The answer to this question, as in many things in the software development industry, is that it depends on your taste. I have been in teams that used them always, to the extreme, that is, the controller action was a single line which instantiated the service object and sent it a message, while on the other hand, I have also been in teams that said no way to service objects, here we only use models, controllers and callbacks because that is how it works in Basecamp. I personally like to use them when there is complex business logic that I feel it does not belong to a model, when having it in callbacks could complicate other code flows, or simply when extracting it to a dedicated object would improve code legibility or reusability.


Service naming

Regarding class naming, which name shall we use? Personally I like to use names derived from a verb, like for example Orders::Builder to build an order in a store in which the process is complex.

Method naming

About this topic I like to use method names that reveal the intention of what is going to happen there. In the previous example, the most trivial thing would be to use build, but if we have different flavors or alternatives as fetch_or_build_by we will be able to express it with this convention. Many people, and maybe you are one of them, adopt the convention of naming this method call. The idea of using always this name no matter what does not seduce me. To be honest, I do not like it because, not only it somehow limits you to only have a single method per service, but you also loose expressivity and the ability to help people reading your code to understand what that method is supposed to be doing. Moreover, call is already used in Ruby for procs and lambdas, and the simple fact of using call as method name feels misleading to me as I always end thinking of procs or lambdas.

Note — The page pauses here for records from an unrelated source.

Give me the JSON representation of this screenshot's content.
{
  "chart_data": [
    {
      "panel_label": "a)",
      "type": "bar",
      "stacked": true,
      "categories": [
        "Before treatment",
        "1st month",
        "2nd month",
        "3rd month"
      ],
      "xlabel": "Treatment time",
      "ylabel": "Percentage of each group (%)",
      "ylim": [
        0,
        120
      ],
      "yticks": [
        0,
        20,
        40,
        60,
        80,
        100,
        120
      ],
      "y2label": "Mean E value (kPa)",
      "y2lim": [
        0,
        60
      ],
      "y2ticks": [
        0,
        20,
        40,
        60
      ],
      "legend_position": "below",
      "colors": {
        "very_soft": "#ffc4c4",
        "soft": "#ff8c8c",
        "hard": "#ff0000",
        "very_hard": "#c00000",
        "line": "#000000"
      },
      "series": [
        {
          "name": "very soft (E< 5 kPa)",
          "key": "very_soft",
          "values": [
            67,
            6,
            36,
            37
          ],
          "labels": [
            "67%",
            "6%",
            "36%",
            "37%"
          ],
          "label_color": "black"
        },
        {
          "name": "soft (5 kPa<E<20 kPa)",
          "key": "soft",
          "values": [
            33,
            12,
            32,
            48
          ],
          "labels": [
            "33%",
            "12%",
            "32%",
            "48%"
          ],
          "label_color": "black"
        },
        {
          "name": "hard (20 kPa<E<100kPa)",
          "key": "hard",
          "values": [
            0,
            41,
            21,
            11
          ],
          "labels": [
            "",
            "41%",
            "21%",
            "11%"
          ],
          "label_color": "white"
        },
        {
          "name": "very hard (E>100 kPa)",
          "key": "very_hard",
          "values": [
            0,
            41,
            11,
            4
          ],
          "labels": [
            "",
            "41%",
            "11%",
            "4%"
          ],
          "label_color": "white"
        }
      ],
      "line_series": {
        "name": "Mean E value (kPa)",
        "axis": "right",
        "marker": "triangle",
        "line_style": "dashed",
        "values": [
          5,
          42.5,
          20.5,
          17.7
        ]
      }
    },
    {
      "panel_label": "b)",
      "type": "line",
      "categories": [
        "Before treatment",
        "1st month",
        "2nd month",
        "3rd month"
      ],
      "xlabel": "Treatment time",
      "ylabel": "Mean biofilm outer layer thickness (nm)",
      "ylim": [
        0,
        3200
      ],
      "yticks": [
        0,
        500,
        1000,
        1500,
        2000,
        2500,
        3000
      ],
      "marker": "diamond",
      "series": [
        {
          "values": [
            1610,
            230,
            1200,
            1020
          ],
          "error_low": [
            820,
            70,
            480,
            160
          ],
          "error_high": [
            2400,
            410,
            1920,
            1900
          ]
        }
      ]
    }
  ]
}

Where to put service objects in a Rails project?

In this case I follow the most accepted convention, which I have seen everywhere I have worked, with no exceptions here, which is, under app/services, which, as we saw before, it is even mentioned in Rails’ Autoloading guide.

Other alternatives to service objects

As also mentioned before, the classical alternative is to have this logic distributed in methods or callbacks inside your models and controllers, but there is also one more alternative that comes to my mind right now, process objects. We will talk about them in a future post.